In other words, if I were a person like Derek, that's probably how I would be.
Which is to say, one of the reasons we fiction writers get so wrapped up in getting published and getting readers and why we appear to be obsessive-compulsive maniacs with poor social skills is that the same parts of our brain that are involved in who we are are the same parts used to write our fiction. Reject my fiction, reject me. Love my fiction, love me.
Thank God I'm not an actor, though. Nobody's telling me my books are too fat, too bald, too old, too hairy, too young, too short, too tall, too American, too ethnic, too... Of course, sometimes we're told, "You're just not right for the part," aren't we?
Sigh.
Cheers,
Mark Terry
9 Comments:
I think this is your best blog post ever--in a blog of wonderful posts. While yes, I have thought about it . . . you hit it pretty close to home for me. No, my characters aren't me. But if I WERE to be a blues singer (Diary of a Blues Goddess) or the daughter of a killer (The Roofer) . . . that's pretty close to me. I feel like bits and pieces of my life waft through my books, the way some people leave behind a perfume. I can be somewhere, smell something sometimes, and it takes me back to my grandparents or a man I once loved--just a hint of it.
And yeah, reject me . . . and I want to take my toys and get out of the sandbox. ;-)
E
Aaww, Erica, we want you to stay in the sandbox and play...
"Him if he were him"
That's it, that's perfect!
Yes, yes, yes, yes, yes!
I agree with Erica (with whom I share my real-life last name, coincidentally!)
You hit it on the head. Now I know how to describe my protagonists when people ask if those crazy, depressed, nutjobs making bad decisions are "really" me.
Yeah, if...
Great blog, by the way.
Hey idea man:
Cool! I don't know to many Orloffs (and that's a my real-life name).
E
I guess there's something of ourselves in all of our characters. At some level it is hard to imagine being someone else. The outward trappings can be imagined -- profession, appearance etc but trying to imagine being inside someone's else's head, when really, we never see the inside of anyone else's heads but our own. We receive communications from those places but we can't live there.
As for wanting to write....with me it's more just wanting to play with stories. As a kid I'd tell myself stories walking home from school. My stories were always more interesting - to me- than the familiar route home from school.
_mayer
First of all, great photo. Made me smile bigger'n I have in awhile. Well...bigger'n anything that wasn't about ME. ;-)

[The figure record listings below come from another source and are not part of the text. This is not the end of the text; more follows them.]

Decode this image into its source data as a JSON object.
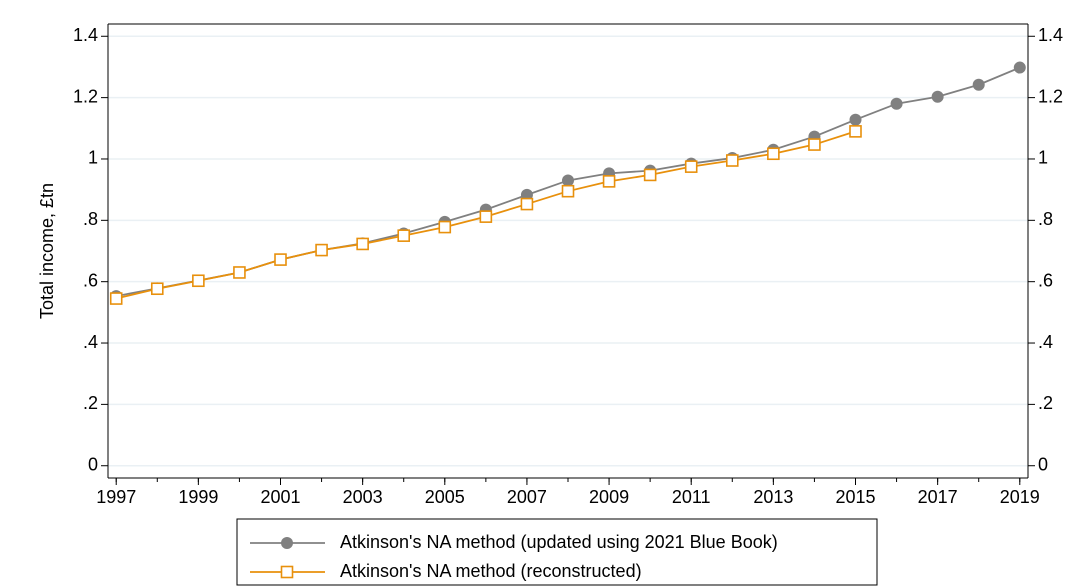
{
  "chart_data": {
    "type": "line",
    "y_label": "Total income, £tn",
    "x": [
      1997,
      1998,
      1999,
      2000,
      2001,
      2002,
      2003,
      2004,
      2005,
      2006,
      2007,
      2008,
      2009,
      2010,
      2011,
      2012,
      2013,
      2014,
      2015,
      2016,
      2017,
      2018,
      2019
    ],
    "series": [
      {
        "name": "Atkinson's NA method (updated using 2021 Blue Book)",
        "color": "#808080",
        "marker": "circle",
        "values": [
          0.553,
          0.578,
          0.604,
          0.63,
          0.672,
          0.703,
          0.725,
          0.757,
          0.795,
          0.835,
          0.883,
          0.93,
          0.953,
          0.962,
          0.985,
          1.003,
          1.03,
          1.073,
          1.128,
          1.18,
          1.203,
          1.242,
          1.298
        ]
      },
      {
        "name": "Atkinson's NA method (reconstructed)",
        "color": "#e8900c",
        "marker": "square",
        "values": [
          0.545,
          0.577,
          0.603,
          0.63,
          0.672,
          0.703,
          0.723,
          0.75,
          0.778,
          0.812,
          0.853,
          0.895,
          0.927,
          0.948,
          0.975,
          0.995,
          1.017,
          1.047,
          1.09,
          null,
          null,
          null,
          null
        ]
      }
    ],
    "xlim": [
      1996.8,
      2019.2
    ],
    "xticks": [
      1997,
      1999,
      2001,
      2003,
      2005,
      2007,
      2009,
      2011,
      2013,
      2015,
      2017,
      2019
    ],
    "ylim": [
      -0.04,
      1.44
    ],
    "yticks": [
      0,
      {
        "value": 0.2,
        "label": ".2"
      },
      {
        "value": 0.4,
        "label": ".4"
      },
      {
        "value": 0.6,
        "label": ".6"
      },
      {
        "value": 0.8,
        "label": ".8"
      },
      1,
      1.2,
      1.4
    ],
    "grid": true,
    "legend": "bottom"
  }
}
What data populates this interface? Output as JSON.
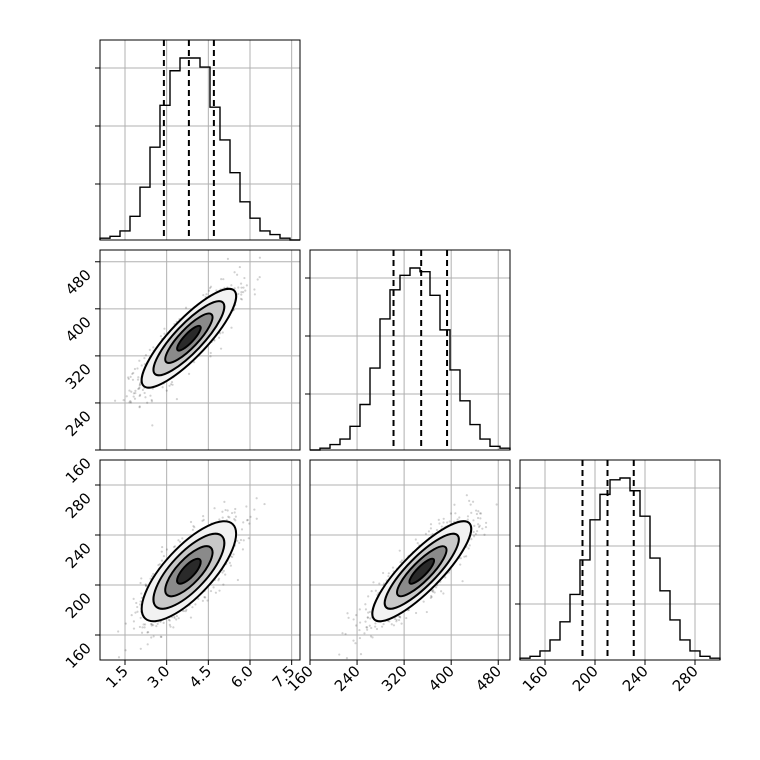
{
  "chart_data": {
    "type": "corner",
    "title": "",
    "parameters": [
      {
        "index": 0,
        "label": "",
        "range": [
          0.6,
          7.8
        ],
        "ticks": [
          1.5,
          3.0,
          4.5,
          6.0,
          7.5
        ],
        "tick_labels": [
          "1.5",
          "3.0",
          "4.5",
          "6.0",
          "7.5"
        ],
        "mean": 3.8,
        "sd": 0.85,
        "quantiles": [
          2.9,
          3.8,
          4.7
        ]
      },
      {
        "index": 1,
        "label": "",
        "range": [
          160,
          500
        ],
        "ticks": [
          160,
          240,
          320,
          400,
          480
        ],
        "tick_labels": [
          "160",
          "240",
          "320",
          "400",
          "480"
        ],
        "mean": 350,
        "sd": 42,
        "quantiles": [
          302,
          349,
          393
        ]
      },
      {
        "index": 2,
        "label": "",
        "range": [
          140,
          300
        ],
        "ticks": [
          160,
          200,
          240,
          280
        ],
        "tick_labels": [
          "160",
          "200",
          "240",
          "280"
        ],
        "mean": 211,
        "sd": 20,
        "quantiles": [
          190,
          210,
          231
        ]
      }
    ],
    "correlations": {
      "0-1": 0.85,
      "0-2": 0.75,
      "1-2": 0.85
    },
    "hist_bins": 20,
    "hist_counts": [
      [
        0.01,
        0.02,
        0.05,
        0.13,
        0.29,
        0.51,
        0.74,
        0.93,
        1.0,
        1.0,
        0.95,
        0.73,
        0.55,
        0.37,
        0.21,
        0.12,
        0.05,
        0.03,
        0.01,
        0.0
      ],
      [
        0.0,
        0.01,
        0.03,
        0.06,
        0.13,
        0.25,
        0.45,
        0.72,
        0.88,
        0.96,
        1.0,
        0.98,
        0.85,
        0.66,
        0.44,
        0.27,
        0.14,
        0.06,
        0.02,
        0.01
      ],
      [
        0.01,
        0.02,
        0.05,
        0.11,
        0.21,
        0.36,
        0.55,
        0.77,
        0.91,
        0.99,
        1.0,
        0.93,
        0.79,
        0.56,
        0.38,
        0.22,
        0.11,
        0.05,
        0.02,
        0.01
      ]
    ],
    "contour_levels": [
      "0.5-sigma",
      "1-sigma",
      "1.5-sigma",
      "2-sigma"
    ],
    "grid": true,
    "colors": {
      "density": "#000000",
      "grid": "#b0b0b0",
      "quantile_lines": "#000000"
    }
  }
}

You're spot on here, of course. My protagonists so far have all been "me...ifs".
Some have asked if my main character is me...and I say "No, she's a lot nicer than me!" Because my novel is technically my situation to which I've made up a story it's hard for the few who know me and know about the book to differentiate. I strive to develop differences in all my characters to anyone in real life who might have inspired me.
My favorite part of this process has been the invention of characters. Oh, if only we could do that in real life!
I suspect there's more than a little bit of "Walter Mitty" fantasy in most writer's efforts, although that's always puzzled me about people who write depressing, dreary book where shitty things happen to the main character and it doesn't all turn out in the end. Maybe it just applies to commercial writers.